Just wondering if the original Aurora wheel or piston type controllers or transformers put out 20 volts?My ll wall-wart only puts out 17 volts and the T-jets seem to run a tad slow(They are properly cleaned,oiled and tuned).Conversely the AFX ,Hp-7.Magnum 440.G-plus and fast tracker cars are super fast so I wonder if it is the design of the t-jets accounts for their slower speed?


----------



## Grandcheapskate (Jan 5, 2006)

You are asking the wrong question, but let me see if I can get you back on track.

Controllers have nothing to do with the maximum amount of voltage that can go to the track - that's the job of the power supply. When any controller, reguardless of Ohm ratings, is in the fully depressed position, the full voltage of the power supply is passed to the track. In essence, it's as if the controller were not even there and the power supply was wired directly to the track.

Aurora T-Jets require a higher voltage than Tyco, etc. to run as designed. Original Aurora Model Motoring power packs were 20 and 22 volts. Tyco wall warts were only 16 volts.
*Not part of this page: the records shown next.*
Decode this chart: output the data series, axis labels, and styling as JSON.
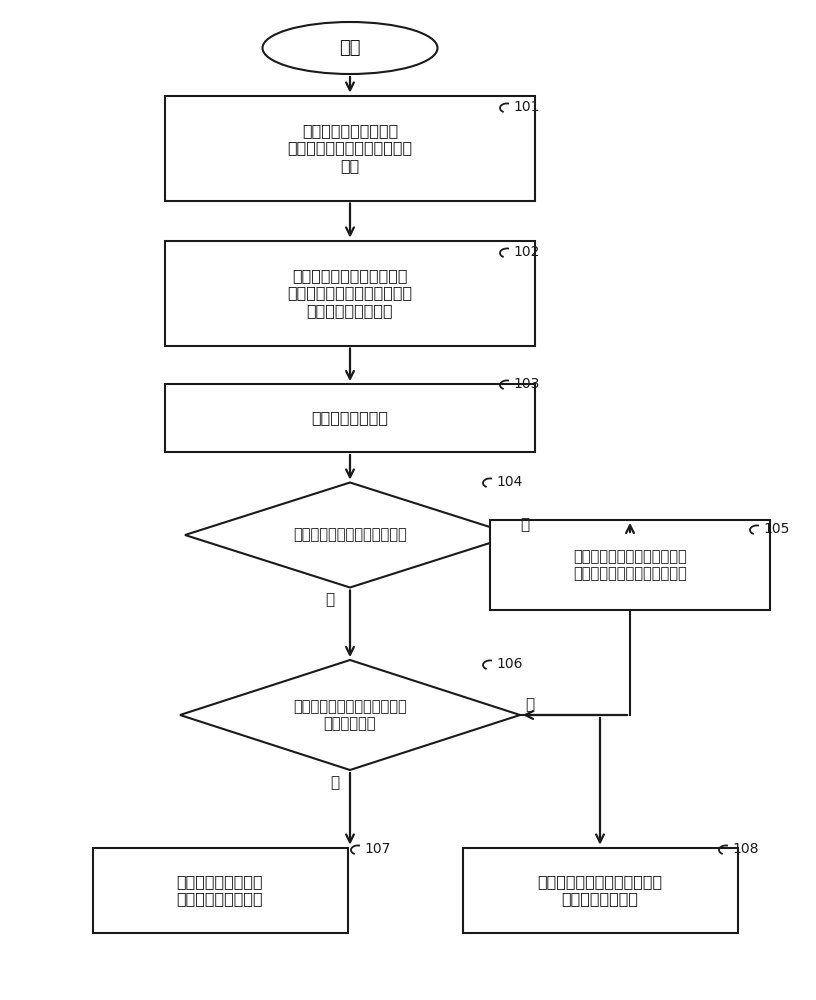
{
  "bg_color": "#ffffff",
  "line_color": "#1a1a1a",
  "text_color": "#1a1a1a",
  "fig_width": 8.16,
  "fig_height": 10.0,
  "font_size_body": 11.5,
  "font_size_small": 10.5,
  "font_size_ref": 10,
  "font_size_start": 13,
  "font_size_label": 11,
  "start_text": "开始",
  "box101_text": "获取发信机输出的发射\n信号功率组及对应失调校准信\n号组",
  "box102_text": "根据所述发信机输出的发射\n信号功率组及对应失调校准信\n号组，确定失调方向",
  "box103_text": "获取所述失调方向",
  "d104_text": "判断所述校准是否为首步校准",
  "box105_text": "校准步长为初始值，方向为失\n调方向，更新校准矩阵向量组",
  "d106_text": "判断此步失调方向是否与上步\n失调方向一致",
  "box107_text": "按照上步失调方向，\n更新校准矩阵向量组",
  "box108_text": "校准步长减半，方向取反，更\n新校准矩阵向量组",
  "yes_text": "是",
  "no_text": "否",
  "ref101": "101",
  "ref102": "102",
  "ref103": "103",
  "ref104": "104",
  "ref105": "105",
  "ref106": "106",
  "ref107": "107",
  "ref108": "108"
}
I am not familiar with the later Aurora AFX wall warts. So you are dealing with different chassis which were designed to run at different voltages.

Joe


----------



## philo426 (Mar 4, 2009)

WEll that answers my question then!22volts are a lot more than 17 so that explains the performance discrepancy!


----------



## Rolls (Jan 1, 2010)

And remember, the t-jets are a much earlier design than the newer types of chassis that you mentioned. Each new generation of chassis was designed with the intention to run faster and handle better than its predecessors, so in general, a box stock t-jet will still run slower than similarly box stock examples of the newer A/FX and MT cars. Then the in-line chassis with traction magnets, like your 440x2, for example, are faster still.


----------



## philo426 (Mar 4, 2009)

Manifestly true!


----------



## Bubba 123 (Sep 10, 2010)

Grandcheapskate said:


> You are asking the wrong question, but let me see if I can get you back on track.
> 
> Controllers have nothing to do with the maximum amount of voltage that can go to the track - that's the job of the power supply. When any controller, reguardless of Ohm ratings, is in the fully depressed position, the full voltage of the power supply is passed to the track. In essence, it's as if the controller were not even there and the power supply was wired directly to the track.
> 
> ...


my dunebuggy set, is 12v..........

Bubba 123


----------